Just since nobody has posted the solution , here:

char *s1 = 0;
const char *s2 = s1; // OK...
char *a[MAX]; // aka char **
const char * const*ps = a; // no error!

( http://www.parashift.com/c++-faq-lite/const-correctness.html#faq-18.17 for why)

Answer 4

The C++11 draft standard explains this in a note in section 4.4 which says:

[ Note: if a program could assign a pointer of type T** to a pointer of type const T** (that is, if line #1 below were allowed), a program could inadvertently modify a const object (as it is done on line #2). For example,

 int main() { const char c = 'c'; char* pc; const char** pcc = &pc; // #1: not allowed *pcc = &c; *pc = 'C'; // #2: modifies a const object }

—end note ]

An interesting related question is Given int **p1 and const int **p2 is p1 == p2 well formed? .

Note the C++ FAQ also has an explanation for this but I like the explanation from the standard better.

The conforming text that goes with the note is as follows:

A conversion can add cv-qualifiers at levels other than the first in multi-level pointers, subject to the following rules:56

Two pointer types T1 and T2 are similar if there exists a type T and integer n > 0 such that:

T1 is cv1,0 pointer to cv1,1 pointer to · · · cv1,n−1 pointer to cv1,n T

and

T2 is cv2,0 pointer to cv2,1 pointer to · · · cv2,n−1 pointer to cv2,n T

where each cvi,j is const, volatile, const volatile, or nothing. The n-tuple of cv-qualifiers after the first in a pointer type, eg, cv1,1, cv1,2, · · · , cv1,n in the pointer type T1, is called the cv-qualification signature of the pointer type. An expression of type T1 can be converted to type T2 if and only if the following conditions are satisfied:

• the pointer types are similar.
• for every j > 0, if const is in cv1,j then const is in cv2,j , and similarly for volatile.
• if the cv1,j and cv2,j are different, then const is in every cv2,k for 0 < k < j.

Answer 5

There are two rules here to note:

• There are no implicit casts between T* and U* if T and U are different types.
• You can cast T* to T const * implicitly. ("pointer to T" can be cast to "pointer to const T"). In C++ if T is also pointer then this rule can be applied to it as well (chaining).

So for example:

char** means: pointer to pointer to char .
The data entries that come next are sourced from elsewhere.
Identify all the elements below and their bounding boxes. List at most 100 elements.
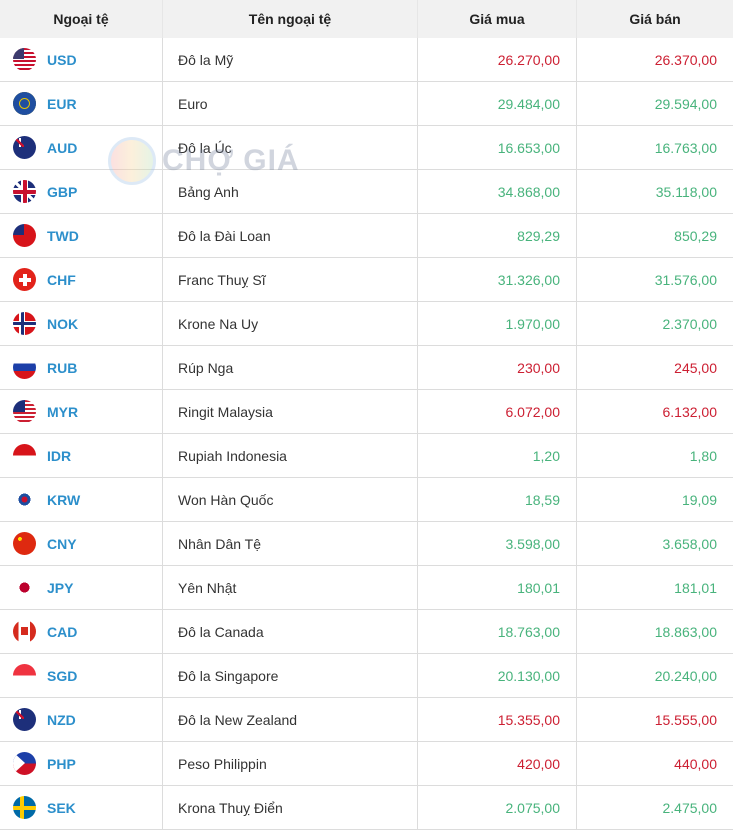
currency-code-cell: GBP: [0, 169, 163, 214]
currency-code-link[interactable]: EUR: [47, 95, 77, 112]
sell-price: 31.576,00: [576, 257, 733, 302]
currency-code-link[interactable]: TWD: [47, 227, 79, 244]
table-row: AUD Đô la Úc 16.653,00 16.763,00: [0, 125, 733, 170]
currency-code-link[interactable]: NOK: [47, 315, 79, 332]
table-row: RUB Rúp Nga 230,00 245,00: [0, 345, 733, 390]
currency-name: Rúp Nga: [162, 345, 418, 390]
table-row: USD Đô la Mỹ 26.270,00 26.370,00: [0, 38, 733, 82]
buy-price: 6.072,00: [417, 389, 577, 434]
header-sell: Giá bán: [576, 0, 733, 38]
currency-name: Đô la Singapore: [162, 653, 418, 698]
sell-price: 1,80: [576, 433, 733, 478]
tw-flag-icon: [13, 224, 36, 247]
sg-flag-icon: [13, 664, 36, 687]
currency-name: Euro: [162, 81, 418, 126]
sell-price: 35.118,00: [576, 169, 733, 214]
table-row: IDR Rupiah Indonesia 1,20 1,80: [0, 433, 733, 478]
id-flag-icon: [13, 444, 36, 467]
jp-flag-icon: [13, 576, 36, 599]
buy-price: 180,01: [417, 565, 577, 610]
currency-code-link[interactable]: SEK: [47, 799, 76, 816]
gb-flag-icon: [13, 180, 36, 203]
buy-price: 15.355,00: [417, 697, 577, 742]
currency-code-link[interactable]: CNY: [47, 535, 77, 552]
header-name: Tên ngoại tệ: [162, 0, 418, 38]
currency-code-cell: PHP: [0, 741, 163, 786]
no-flag-icon: [13, 312, 36, 335]
table-row: CAD Đô la Canada 18.763,00 18.863,00: [0, 609, 733, 654]
table-row: TWD Đô la Đài Loan 829,29 850,29: [0, 213, 733, 258]
buy-price: 26.270,00: [417, 38, 577, 82]
currency-code-link[interactable]: RUB: [47, 359, 78, 376]
currency-code-link[interactable]: PHP: [47, 755, 76, 772]
sell-price: 19,09: [576, 477, 733, 522]
currency-name: Đô la Mỹ: [162, 38, 418, 82]
sell-price: 20.240,00: [576, 653, 733, 698]
sell-price: 440,00: [576, 741, 733, 786]
sell-price: 26.370,00: [576, 38, 733, 82]
table-row: EUR Euro 29.484,00 29.594,00: [0, 81, 733, 126]
cn-flag-icon: [13, 532, 36, 555]
currency-code-link[interactable]: IDR: [47, 447, 72, 464]
buy-price: 829,29: [417, 213, 577, 258]
sell-price: 181,01: [576, 565, 733, 610]
header-code: Ngoại tệ: [0, 0, 163, 38]
currency-name: Won Hàn Quốc: [162, 477, 418, 522]
currency-code-cell: NOK: [0, 301, 163, 346]
buy-price: 34.868,00: [417, 169, 577, 214]
buy-price: 18.763,00: [417, 609, 577, 654]
se-flag-icon: [13, 796, 36, 819]
buy-price: 420,00: [417, 741, 577, 786]
table-row: SEK Krona Thuỵ Điển 2.075,00 2.475,00: [0, 785, 733, 830]
sell-price: 18.863,00: [576, 609, 733, 654]
table-row: SGD Đô la Singapore 20.130,00 20.240,00: [0, 653, 733, 698]
currency-code-link[interactable]: JPY: [47, 579, 74, 596]
currency-code-cell: RUB: [0, 345, 163, 390]
buy-price: 2.075,00: [417, 785, 577, 830]
currency-code-cell: KRW: [0, 477, 163, 522]
buy-price: 16.653,00: [417, 125, 577, 170]
currency-code-cell: CNY: [0, 521, 163, 566]
buy-price: 31.326,00: [417, 257, 577, 302]
buy-price: 230,00: [417, 345, 577, 390]
sell-price: 245,00: [576, 345, 733, 390]
table-row: NOK Krone Na Uy 1.970,00 2.370,00: [0, 301, 733, 346]
currency-code-link[interactable]: MYR: [47, 403, 79, 420]
buy-price: 1.970,00: [417, 301, 577, 346]
currency-code-cell: CHF: [0, 257, 163, 302]
currency-code-link[interactable]: GBP: [47, 183, 78, 200]
ph-flag-icon: [13, 752, 36, 775]
sell-price: 2.370,00: [576, 301, 733, 346]
sell-price: 2.475,00: [576, 785, 733, 830]
currency-code-link[interactable]: KRW: [47, 491, 81, 508]
currency-code-cell: SGD: [0, 653, 163, 698]
table-row: GBP Bảng Anh 34.868,00 35.118,00: [0, 169, 733, 214]
currency-code-link[interactable]: AUD: [47, 139, 78, 156]
ch-flag-icon: [13, 268, 36, 291]
table-row: MYR Ringit Malaysia 6.072,00 6.132,00: [0, 389, 733, 434]
currency-name: Ringit Malaysia: [162, 389, 418, 434]
currency-code-link[interactable]: USD: [47, 51, 77, 68]
currency-code-cell: JPY: [0, 565, 163, 610]
currency-code-link[interactable]: CHF: [47, 271, 76, 288]
currency-code-cell: SEK: [0, 785, 163, 830]
currency-name: Krona Thuỵ Điển: [162, 785, 418, 830]
currency-code-link[interactable]: CAD: [47, 623, 78, 640]
sell-price: 15.555,00: [576, 697, 733, 742]
currency-name: Đô la Canada: [162, 609, 418, 654]
currency-name: Đô la Úc: [162, 125, 418, 170]
sell-price: 16.763,00: [576, 125, 733, 170]
currency-name: Rupiah Indonesia: [162, 433, 418, 478]
currency-name: Yên Nhật: [162, 565, 418, 610]
table-row: PHP Peso Philippin 420,00 440,00: [0, 741, 733, 786]
nz-flag-icon: [13, 708, 36, 731]
currency-code-cell: CAD: [0, 609, 163, 654]
buy-price: 3.598,00: [417, 521, 577, 566]
currency-code-link[interactable]: NZD: [47, 711, 76, 728]
currency-code-cell: NZD: [0, 697, 163, 742]
currency-code-cell: IDR: [0, 433, 163, 478]
my-flag-icon: [13, 400, 36, 423]
table-header: Ngoại tệ Tên ngoại tệ Giá mua Giá bán: [0, 0, 733, 38]
currency-code-link[interactable]: SGD: [47, 667, 78, 684]
currency-name: Nhân Dân Tệ: [162, 521, 418, 566]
And const char** means: pointer to pointer to const char .

Since pointer to char and pointer to const char are different types that don't differ only in const-ness, so the cast is not allowed. The correct type to cast to should be const pointer to char .

So to remain const correct, you must add the const keyword starting from the rightmost asterisk.

So char** can be cast to char * const * and can be cast to const char * const * too.

This chaining is C++ only. In C this chaining doesn't work, so in that language you cannot cast more than one levels of pointers const correctly.